Come tutti i debiti, anche quelli con il fisco e, in particolare le cartelle di pagamento, hanno un termine di prescrizione, ossia – se vogliamo usare un vocabolo di uso comune – una data di scadenza oltre la quale nulla è più dovuto all’erario. Capita però che Equitalia di ciò molto spesso “si dimentichi” e non solo non cancella il debito prescritto dai suoi archivi, ma addirittura inizi un pignoramento o minacci l’iscrizione di un’ipoteca o di un fermo auto. È quindi necessario conoscere con attenzione i precisi termini di prescrizione delle cartelle per far valere, in qualsiasi momento, i propri diritti.
Quali sono i termini di prescrizione della cartella di pagamento?
Non esiste un unico termine di prescrizione per tutte le cartelle di pagamento: esso varia da cartella a cartella. Questo perché a prescriversi non è la cartella in sé, ma il credito in essa contenuto, ossia la ragione per cui la cartella è stata notificata (il debito con l’Inps per i contributi, quello con l’Agenzia delle Entrate per l’Irpef o l’Iva, quello con la polizia stradale per una multa, ecc.). Proprio per questa ragione il termine di prescrizione non è sempre uguale, ma cambia a seconda del credito indicato nella cartella stessa.
Tanto per fare un esempio, una cartella contenente un importo dovuto a titolo di IVA, si prescrive in 10 anni, mentre una cartella per il pagamento di una multa stradale scade dopo 5 anni; una cartella per l’imposta sulla casa scade dopo 5 anni, mentre quella per il bollo auto dopo solo 3 anni
Vedremo, a termine dell’articolo, i singoli termini di prescrizione.
Potrebbe capitare che la stessa cartella contenga sia la richiesta di pagamento di più tipologie di credito, con prescrizioni differenti: per esempio, l’IMU (5 anni) e il canone Rai (10 anni). In tali casi, si avrà una sorta di scissione del debito: in pratica, la cartella si intenderà parzialmente prescritta per i debiti “scaduti”, mentre resterà ancora in vita per tutti gli altri.

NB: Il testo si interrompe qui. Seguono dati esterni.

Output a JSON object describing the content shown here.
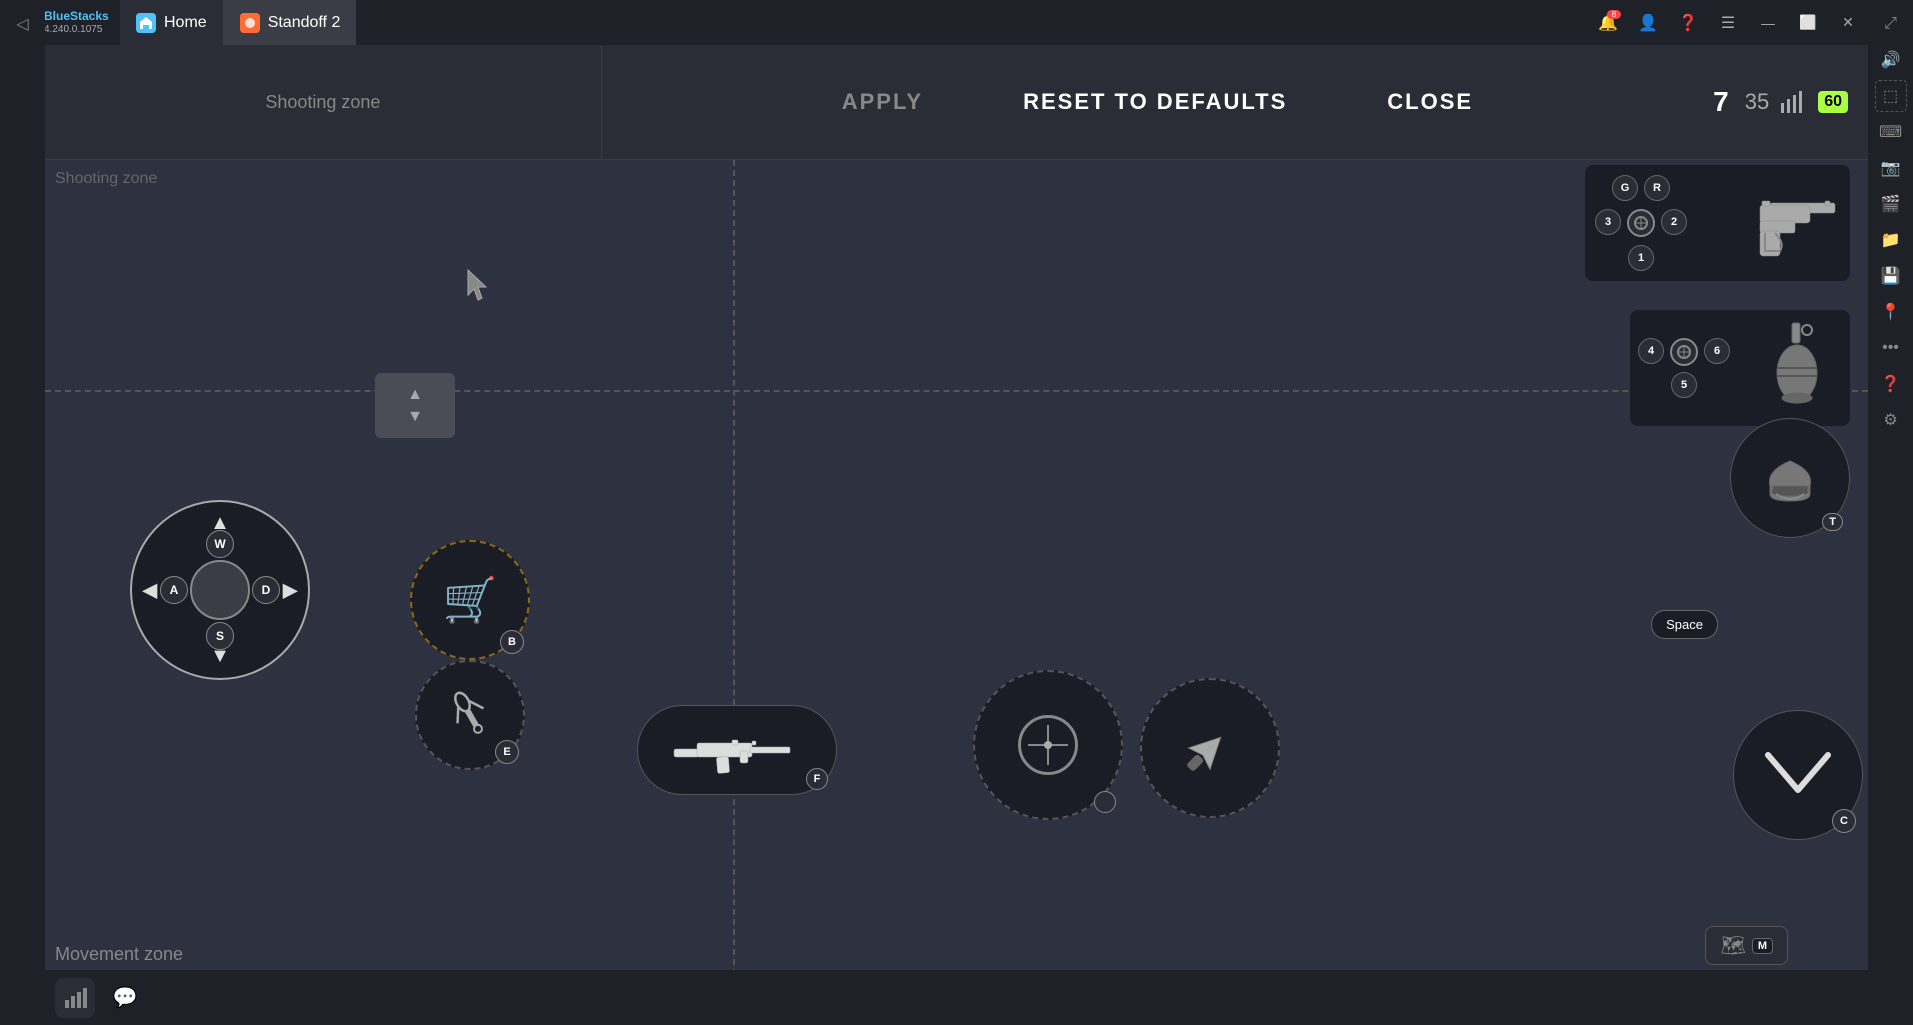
{
  "titlebar": {
    "app_name": "BlueStacks",
    "app_version": "4.240.0.1075",
    "home_tab": "Home",
    "game_tab": "Standoff 2",
    "notif_badge": "8"
  },
  "toolbar": {
    "shooting_zone_label": "Shooting zone",
    "apply_label": "APPLY",
    "reset_label": "RESET TO DEFAULTS",
    "close_label": "CLOSE"
  },
  "hud": {
    "ammo_current": "7",
    "ammo_total": "35",
    "fps": "60"
  },
  "controls": {
    "move_up": "W",
    "move_left": "A",
    "move_down": "S",
    "move_right": "D",
    "shop": "B",
    "equip": "E",
    "fire": "F",
    "aim": "",
    "knife": "",
    "helmet": "T",
    "crouch": "C",
    "jump": "Space",
    "map": "M",
    "pistol_r": "R",
    "pistol_g": "G",
    "pistol_1": "1",
    "pistol_2": "2",
    "pistol_3": "3",
    "grenade_4": "4",
    "grenade_5": "5",
    "grenade_6": "6"
  },
  "zones": {
    "movement_label": "Movement zone"
  },
  "sidebar": {
    "icons": [
      "🔊",
      "⬚",
      "⌨",
      "📷",
      "🎬",
      "📁",
      "💾",
      "📍",
      "…",
      "❓",
      "⚙"
    ]
  }
}
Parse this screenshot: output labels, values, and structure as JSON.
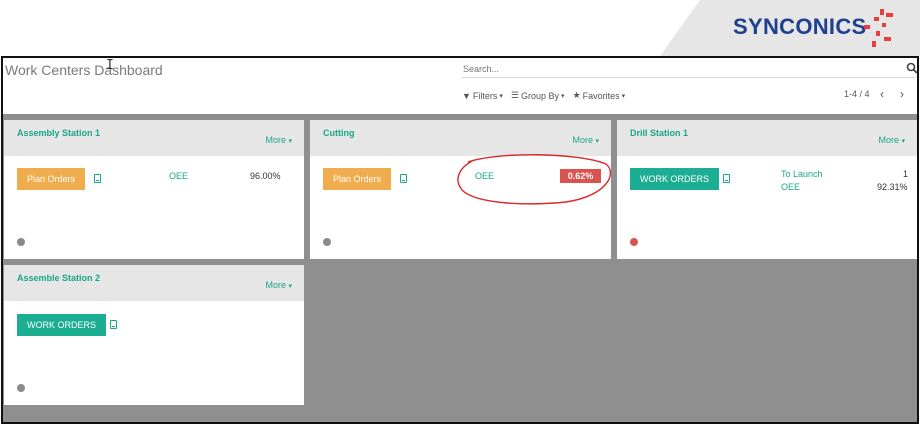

C’è, inoltre, un’importante precisazione da fare: se la cartella esattoriale è stata oggetto di una causa, perché il contribuente l’ha impugnata con ricorso, e il giudizio termina con una sentenza di condanna per quest’ultimo, la prescrizione è sempre di 10 anni, a prescindere dal credito per il quale si è dibattuto. Questo perché a prescriversi in questo caso non è la cartella, ma la sentenza e tutte le sentenze si prescrivono solo dopo dieci anni.
Tale aspetto è stato più volte rimarcato dalla giurisprudenza. La cartella di pagamento – si sostiene – non ha la medesima natura giuridica della sentenza e non è titolo giudiziale. Pertanto il termine di prescrizione è regolato dal termine di prescrizione del credito in essa portato e il termine di 10 anni è applicabile solo laddove il diritto di credito sia divenuto definitivo in seguito ad una pronuncia giurisdizionale passata in giudicato, diversamente dovrà applicarsi la prescrizione breve.